Fudo dan Amaya memperhatikan (y/n) yang terus saja diam sejak gadis itu bergabung dan sarapan bersama. Sumpit yang ia pegang terlihat menganggur, hanya dipegang namun tidak dipakai. Makanan yang tersaji di depannya juga hanya menjadi tontonan bagi (y/n) pagi ini.
Tanpa mereka berdua ketahui, putrinya itu kini sedang bergelut dengan pikirannya sendiri. (y/n) masih menerka-nerka tentang mimpi yang ia dapatkan tadi malam. Apakah dia harus menuruti perintah si pembawa pesan itu? Apakah arti dari mimpinya itu sangat buruk sampai-sampai si pembawa pesan menyebutnya neraka dunia? Apakah dunia akan berubah dalam waktu dekat?
Semua itu terasa penuh misteri bagi (y/n) dan terjadi secara begitu cepat. Entah apa yang akan ia dapatkan dalam perjalanan hidupnya namun ia yakin sesuatu yang besar akan terjadi dan dia terlibat di dalamnya.
Dua orang itu saling bertukar pandang seolah memikirkan hal yang sama di dalam pikiran mereka.
Apa yang terjadi pada (y/n)?
"Sayang? Kau baik-baik saja?" tanya Amaya lembut. Fudo ikut bersuara. "Sejak tadi kau hanya menatap makananmu tanpa disentuh. Apa kau sedang kurang enak badan?" ujarnya khawatir.
Sadar seketika, refleks (y/n) mendongak menatap kedua orangtuanya lalu menggelengkan kepalanya cepat. "Ti-tidak! A-aku tidak apa-apa!" balasnya lalu menyantap makanan yang sudah dingin secara terburu-buru. Tidak peduli akan tatapan aneh orangtuanya, (y/n) terus memakan sarapannya seraya mengalihkan pikirannya meskipun tidak seratus persen berhasil.
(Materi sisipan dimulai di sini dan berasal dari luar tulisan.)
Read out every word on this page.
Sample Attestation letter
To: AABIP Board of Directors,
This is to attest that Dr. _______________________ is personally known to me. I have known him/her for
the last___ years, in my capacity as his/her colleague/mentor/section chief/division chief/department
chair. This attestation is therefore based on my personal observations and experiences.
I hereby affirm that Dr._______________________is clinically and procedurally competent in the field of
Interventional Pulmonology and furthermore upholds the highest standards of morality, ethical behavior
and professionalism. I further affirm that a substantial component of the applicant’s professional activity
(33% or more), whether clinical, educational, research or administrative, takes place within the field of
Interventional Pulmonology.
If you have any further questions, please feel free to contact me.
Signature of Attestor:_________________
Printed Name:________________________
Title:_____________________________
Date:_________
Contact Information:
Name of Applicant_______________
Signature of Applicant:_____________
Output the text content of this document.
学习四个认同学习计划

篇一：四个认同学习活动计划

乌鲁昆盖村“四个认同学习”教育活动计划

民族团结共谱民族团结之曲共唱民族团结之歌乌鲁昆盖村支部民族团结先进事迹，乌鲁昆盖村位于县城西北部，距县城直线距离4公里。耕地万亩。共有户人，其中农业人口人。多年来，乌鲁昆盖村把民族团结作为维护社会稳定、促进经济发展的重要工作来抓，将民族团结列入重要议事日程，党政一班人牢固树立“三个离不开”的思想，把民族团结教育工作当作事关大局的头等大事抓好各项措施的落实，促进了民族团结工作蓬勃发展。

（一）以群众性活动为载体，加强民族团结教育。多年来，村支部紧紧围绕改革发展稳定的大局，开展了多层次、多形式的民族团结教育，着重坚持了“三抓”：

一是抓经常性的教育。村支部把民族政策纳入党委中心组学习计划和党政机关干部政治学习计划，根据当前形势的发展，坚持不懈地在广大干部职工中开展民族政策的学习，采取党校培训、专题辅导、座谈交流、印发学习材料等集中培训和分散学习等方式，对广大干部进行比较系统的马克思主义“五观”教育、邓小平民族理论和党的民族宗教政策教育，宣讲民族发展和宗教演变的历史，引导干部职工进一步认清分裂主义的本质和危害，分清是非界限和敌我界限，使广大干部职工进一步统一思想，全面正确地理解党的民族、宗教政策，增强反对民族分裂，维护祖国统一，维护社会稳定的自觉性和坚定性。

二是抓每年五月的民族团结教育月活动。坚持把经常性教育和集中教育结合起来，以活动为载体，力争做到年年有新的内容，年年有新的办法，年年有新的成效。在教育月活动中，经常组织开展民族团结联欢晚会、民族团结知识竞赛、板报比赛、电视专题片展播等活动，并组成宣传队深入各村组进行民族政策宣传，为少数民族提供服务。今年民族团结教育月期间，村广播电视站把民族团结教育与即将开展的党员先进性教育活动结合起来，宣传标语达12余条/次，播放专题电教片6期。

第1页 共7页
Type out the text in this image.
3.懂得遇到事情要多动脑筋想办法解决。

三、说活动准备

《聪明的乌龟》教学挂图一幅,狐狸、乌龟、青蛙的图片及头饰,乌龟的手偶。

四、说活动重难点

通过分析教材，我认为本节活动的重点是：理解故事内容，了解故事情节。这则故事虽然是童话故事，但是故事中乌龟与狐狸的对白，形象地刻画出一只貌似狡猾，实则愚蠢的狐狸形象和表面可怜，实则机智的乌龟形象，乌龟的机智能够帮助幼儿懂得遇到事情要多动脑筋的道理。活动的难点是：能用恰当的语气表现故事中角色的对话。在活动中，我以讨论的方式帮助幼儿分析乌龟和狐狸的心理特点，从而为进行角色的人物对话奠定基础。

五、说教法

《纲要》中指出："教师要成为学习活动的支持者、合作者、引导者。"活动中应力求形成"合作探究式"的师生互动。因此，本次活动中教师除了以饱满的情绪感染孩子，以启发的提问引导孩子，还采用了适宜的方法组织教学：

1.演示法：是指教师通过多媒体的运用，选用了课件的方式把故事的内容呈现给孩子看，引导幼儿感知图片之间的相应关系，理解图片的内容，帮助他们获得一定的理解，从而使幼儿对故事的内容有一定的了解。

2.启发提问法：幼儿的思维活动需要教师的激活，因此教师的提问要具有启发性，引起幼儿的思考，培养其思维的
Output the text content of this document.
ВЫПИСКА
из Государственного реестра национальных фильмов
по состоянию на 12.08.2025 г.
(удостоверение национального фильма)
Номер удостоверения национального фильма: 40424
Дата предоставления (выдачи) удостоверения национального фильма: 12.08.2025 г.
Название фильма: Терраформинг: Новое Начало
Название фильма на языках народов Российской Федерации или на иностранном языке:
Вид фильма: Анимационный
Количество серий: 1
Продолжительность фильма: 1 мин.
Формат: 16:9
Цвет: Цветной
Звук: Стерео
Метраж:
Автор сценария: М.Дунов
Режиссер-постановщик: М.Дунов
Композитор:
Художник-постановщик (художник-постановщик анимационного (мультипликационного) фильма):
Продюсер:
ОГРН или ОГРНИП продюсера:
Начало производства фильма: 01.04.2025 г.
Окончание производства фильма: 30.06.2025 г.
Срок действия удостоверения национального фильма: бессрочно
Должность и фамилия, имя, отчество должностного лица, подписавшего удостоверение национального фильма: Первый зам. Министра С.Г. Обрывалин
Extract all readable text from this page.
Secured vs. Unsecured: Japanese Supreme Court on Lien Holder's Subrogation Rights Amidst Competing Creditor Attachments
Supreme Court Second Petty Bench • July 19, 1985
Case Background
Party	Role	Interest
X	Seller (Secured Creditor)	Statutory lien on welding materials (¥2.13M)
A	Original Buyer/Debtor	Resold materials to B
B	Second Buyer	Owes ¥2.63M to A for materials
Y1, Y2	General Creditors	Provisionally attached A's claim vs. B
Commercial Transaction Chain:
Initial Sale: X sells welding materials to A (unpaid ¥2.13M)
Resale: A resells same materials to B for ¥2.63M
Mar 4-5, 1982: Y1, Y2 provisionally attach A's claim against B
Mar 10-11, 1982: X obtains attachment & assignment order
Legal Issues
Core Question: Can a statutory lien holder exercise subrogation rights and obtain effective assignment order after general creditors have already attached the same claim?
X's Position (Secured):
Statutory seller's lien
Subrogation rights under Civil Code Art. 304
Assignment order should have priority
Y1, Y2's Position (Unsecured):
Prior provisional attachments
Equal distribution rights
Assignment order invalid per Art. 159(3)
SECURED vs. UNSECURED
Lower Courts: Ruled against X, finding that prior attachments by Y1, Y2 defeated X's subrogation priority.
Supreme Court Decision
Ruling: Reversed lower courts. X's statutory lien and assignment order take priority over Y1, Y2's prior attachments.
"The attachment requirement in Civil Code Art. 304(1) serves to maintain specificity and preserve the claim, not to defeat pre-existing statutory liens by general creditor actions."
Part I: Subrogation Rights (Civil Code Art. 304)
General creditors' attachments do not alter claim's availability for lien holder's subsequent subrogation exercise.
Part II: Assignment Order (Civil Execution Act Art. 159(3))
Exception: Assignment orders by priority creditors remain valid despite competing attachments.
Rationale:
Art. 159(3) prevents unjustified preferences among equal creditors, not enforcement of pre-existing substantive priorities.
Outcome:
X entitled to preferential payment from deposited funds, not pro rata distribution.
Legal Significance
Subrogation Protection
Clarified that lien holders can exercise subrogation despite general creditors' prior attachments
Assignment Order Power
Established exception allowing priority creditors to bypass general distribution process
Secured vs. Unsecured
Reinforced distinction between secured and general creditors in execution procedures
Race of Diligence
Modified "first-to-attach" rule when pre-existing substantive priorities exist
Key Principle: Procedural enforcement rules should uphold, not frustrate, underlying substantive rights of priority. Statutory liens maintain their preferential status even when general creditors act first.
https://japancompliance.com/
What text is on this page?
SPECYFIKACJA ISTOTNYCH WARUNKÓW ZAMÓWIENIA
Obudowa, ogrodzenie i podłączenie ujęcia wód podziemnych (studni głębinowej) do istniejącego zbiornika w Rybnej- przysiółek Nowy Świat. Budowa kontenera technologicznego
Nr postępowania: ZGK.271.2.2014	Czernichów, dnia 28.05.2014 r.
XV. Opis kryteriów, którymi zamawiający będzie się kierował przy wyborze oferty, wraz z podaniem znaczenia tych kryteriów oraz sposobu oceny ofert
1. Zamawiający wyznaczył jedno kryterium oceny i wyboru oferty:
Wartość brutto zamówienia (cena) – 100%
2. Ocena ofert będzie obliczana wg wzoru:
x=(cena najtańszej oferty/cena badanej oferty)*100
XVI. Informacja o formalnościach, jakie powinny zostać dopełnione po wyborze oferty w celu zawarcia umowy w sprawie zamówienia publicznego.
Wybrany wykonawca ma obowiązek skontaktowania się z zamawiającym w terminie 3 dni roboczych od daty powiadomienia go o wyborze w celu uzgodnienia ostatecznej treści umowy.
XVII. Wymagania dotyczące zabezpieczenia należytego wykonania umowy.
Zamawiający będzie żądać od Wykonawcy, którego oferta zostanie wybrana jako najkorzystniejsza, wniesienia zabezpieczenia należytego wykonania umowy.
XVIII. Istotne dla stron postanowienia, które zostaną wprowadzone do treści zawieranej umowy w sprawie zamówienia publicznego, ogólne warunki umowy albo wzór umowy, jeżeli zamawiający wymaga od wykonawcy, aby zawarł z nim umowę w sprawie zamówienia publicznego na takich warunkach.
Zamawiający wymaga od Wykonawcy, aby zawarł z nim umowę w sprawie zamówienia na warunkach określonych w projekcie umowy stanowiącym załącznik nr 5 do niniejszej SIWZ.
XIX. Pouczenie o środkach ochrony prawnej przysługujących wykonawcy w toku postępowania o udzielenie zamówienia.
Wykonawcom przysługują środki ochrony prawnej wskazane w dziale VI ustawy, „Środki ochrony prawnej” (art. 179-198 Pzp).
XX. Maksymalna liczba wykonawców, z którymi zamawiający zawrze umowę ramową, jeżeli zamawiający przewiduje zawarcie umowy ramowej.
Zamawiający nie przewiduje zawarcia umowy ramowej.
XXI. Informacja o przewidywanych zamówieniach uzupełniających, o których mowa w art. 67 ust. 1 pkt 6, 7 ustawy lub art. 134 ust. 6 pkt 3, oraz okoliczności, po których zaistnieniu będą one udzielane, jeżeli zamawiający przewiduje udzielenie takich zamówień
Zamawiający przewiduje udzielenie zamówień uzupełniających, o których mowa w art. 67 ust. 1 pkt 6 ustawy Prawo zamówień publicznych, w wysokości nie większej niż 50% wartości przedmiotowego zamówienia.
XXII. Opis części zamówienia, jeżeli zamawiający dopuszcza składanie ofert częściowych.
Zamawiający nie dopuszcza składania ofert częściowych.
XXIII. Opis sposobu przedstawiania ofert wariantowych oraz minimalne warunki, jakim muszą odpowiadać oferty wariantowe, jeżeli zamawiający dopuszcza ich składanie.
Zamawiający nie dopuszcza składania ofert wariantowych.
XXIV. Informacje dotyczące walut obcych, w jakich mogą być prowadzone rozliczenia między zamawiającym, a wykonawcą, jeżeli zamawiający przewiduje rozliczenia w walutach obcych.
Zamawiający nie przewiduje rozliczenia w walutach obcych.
Selesai sarapan, (y/n) segera merapikan alat makan yang ia gunakan dan pergi meninggalkan ayah dan ibunya, membuat Fudo dan Amaya semakin khawatir mengenai kondisi putri tercintanya itu.
"Sayang..."
Fudo menghela napas sesaat, merenung lalu menoleh pada istrinya dengan sorot mata yang tegas.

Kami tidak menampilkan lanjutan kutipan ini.